Veronica didn’t sound right, but Montoya could picture her. Around five-seven, if he remembered correctly. Taller than Camille, with big eyes and a stare that cut right through you. Where Camille had always been outgoing and a flirt, her older sister was studious but outspoken, someone who didn’t suffer fools or the stupid teenage antics of her peers. The sister was a girl Montoya avoided, but he remembered her.

“Was it Valerie?” he asked, and the nun looked at him sharply, the corners of her mouth tugging downward.

“Yes.” She nodded, her wimple not moving a bit. “Valerie. That’s

it.”

“We need her address.”

“Of course.” She glanced to the doors leading to the chapel and seemed suddenly saddened by the events of the night. More people had arrived. Despite Sister Charity’s objections about outsiders trespassing on holy grounds, the crime scene techs went about the business of collecting evidence. Photographs and measurements were taken; the area dusted for prints; Luminol sprayed; and the floor, walls, and pews analyzed for footprints or scuff marks. The crime scene investigators worked with relentless precision.

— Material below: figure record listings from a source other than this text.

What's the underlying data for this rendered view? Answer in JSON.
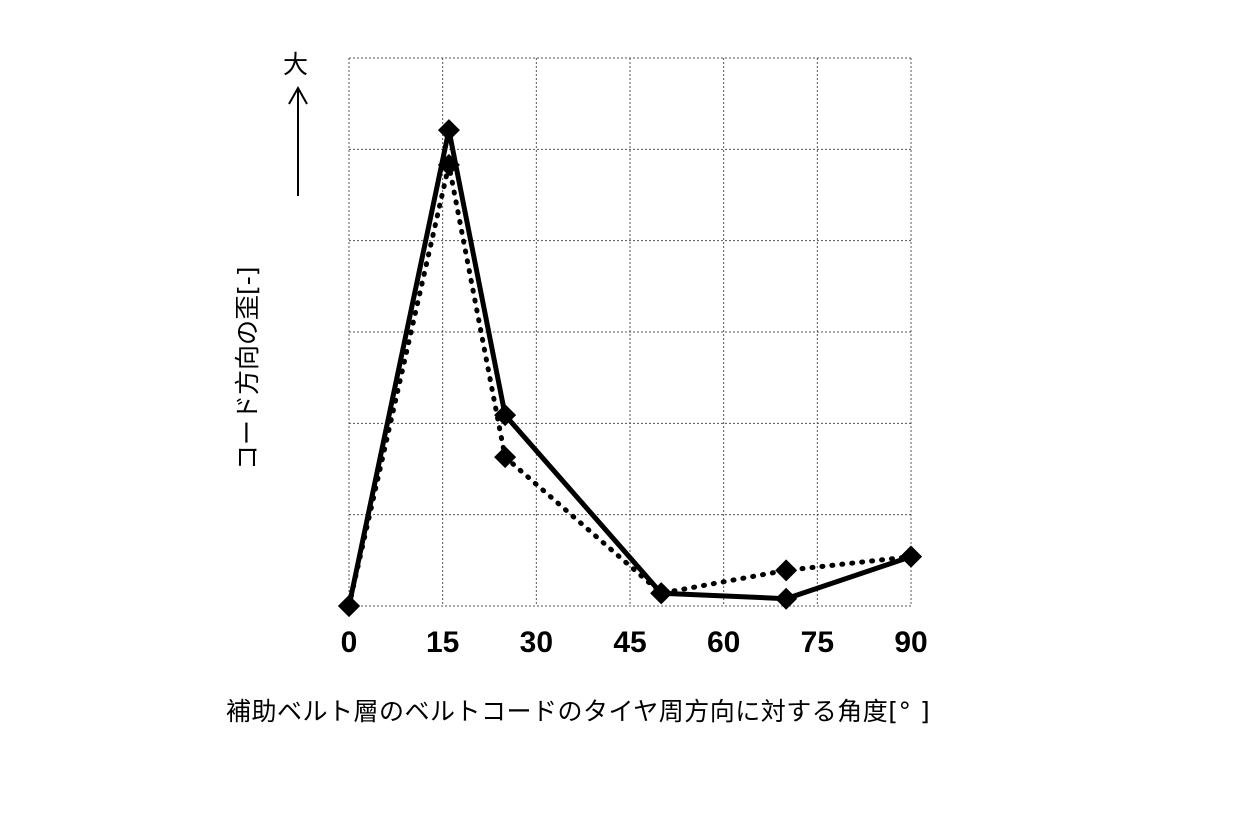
{
  "chart_data": {
    "type": "line",
    "title": "",
    "xlabel": "補助ベルト層のベルトコードのタイヤ周方向に対する角度[°]",
    "ylabel": "コード方向の歪[-]",
    "y_direction_label": "大",
    "x_ticks": [
      0,
      15,
      30,
      45,
      60,
      75,
      90
    ],
    "xlim": [
      0,
      90
    ],
    "ylim": [
      0,
      6
    ],
    "y_ticks_labeled": false,
    "grid": true,
    "legend": null,
    "series": [
      {
        "name": "solid",
        "line_style": "solid",
        "marker": "diamond",
        "x": [
          0,
          16,
          25,
          50,
          70,
          90
        ],
        "y": [
          0,
          5.21,
          2.09,
          0.14,
          0.08,
          0.54
        ]
      },
      {
        "name": "dotted",
        "line_style": "dotted",
        "marker": "diamond",
        "x": [
          0,
          16,
          25,
          50,
          70,
          90
        ],
        "y": [
          0,
          4.83,
          1.63,
          0.14,
          0.39,
          0.54
        ]
      }
    ]
  },
  "labels": {
    "xlabel": "補助ベルト層のベルトコードのタイヤ周方向に対する角度[°  ]",
    "ylabel": "コード方向の歪[-]",
    "big": "大"
  },
  "colors": {
    "line": "#000000",
    "grid": "#555555",
    "background": "#ffffff"
  }
}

“This is such sacrilege,” Sister Charity murmured, her eyes imploring. “Really, it has to stop. The chapel is a holy place, not meant for …” She lifted a hand, palm out, almost in supplication toward the chapel where the medical examiner was examining Sister Camille’s body. “We follow rules and a strict schedule of devotion, and we cannot have …” Her voice cracked, and Montoya didn’t know if the emotion was grief for the death of Sister Camille, concern about the black mark a murder would make upon St. Marguerite’s reputation, or simply an act. “This disruption is unacceptable,” she said, but the conviction in her words was fading. “You’re upsetting everyone here, making a mockery of our chapel, yellow tape and people meandering so close to the holy tabernacle.”

“One of your own is dead,” Montoya reminded her, letting loose a fraction of his irritation. “Looks like a homicide. We have a job to do here, and we’ll do it as quickly and thoroughly as possible, but we will do it. It would be best if no one impeded the process.”

Her chin worked as if she wanted to say something, lambaste him for his impropriety and lack of respect. Instead she whispered, “So be it. I must attend to the novitiates. But please, remember this is the Lord God’s house.”

“And something very evil went down here.”

“We don’t know what happened,” she said in a crisp tone that allowed No argument. “Now, if you’ll excuse me, I must attend to the sisters.” As she bustled off, skirts rustling and rosary beads clicking, her outfit was meticulous but for the hem of her habit, which showed more than a trace of dirt.

Odd.

Otherwise she was impeccably put together—now, in the middle of the night.

Did the old mother superior sleep in her habit? Montoya made a mental note to speak with her later, when she’d had some time to cool off.

“Sister, wait up!” Bentz said, lunging to catch up with her. “I need to see Sister Camille’s room.”

“There’s nothing there.”

“We don’t know that.”

She paused, then nodded stiffly. “Come along, then.” She was already leading him up the stairs to the living quarters of the convent.

Yeah, Montoya thought, he’d speak to Sister Charity again. Alone. For now, he had bigger fish to fry. To Officer Erwin he said, “I think I’m going to have a talk with Father O’Toole and see what he has to say.”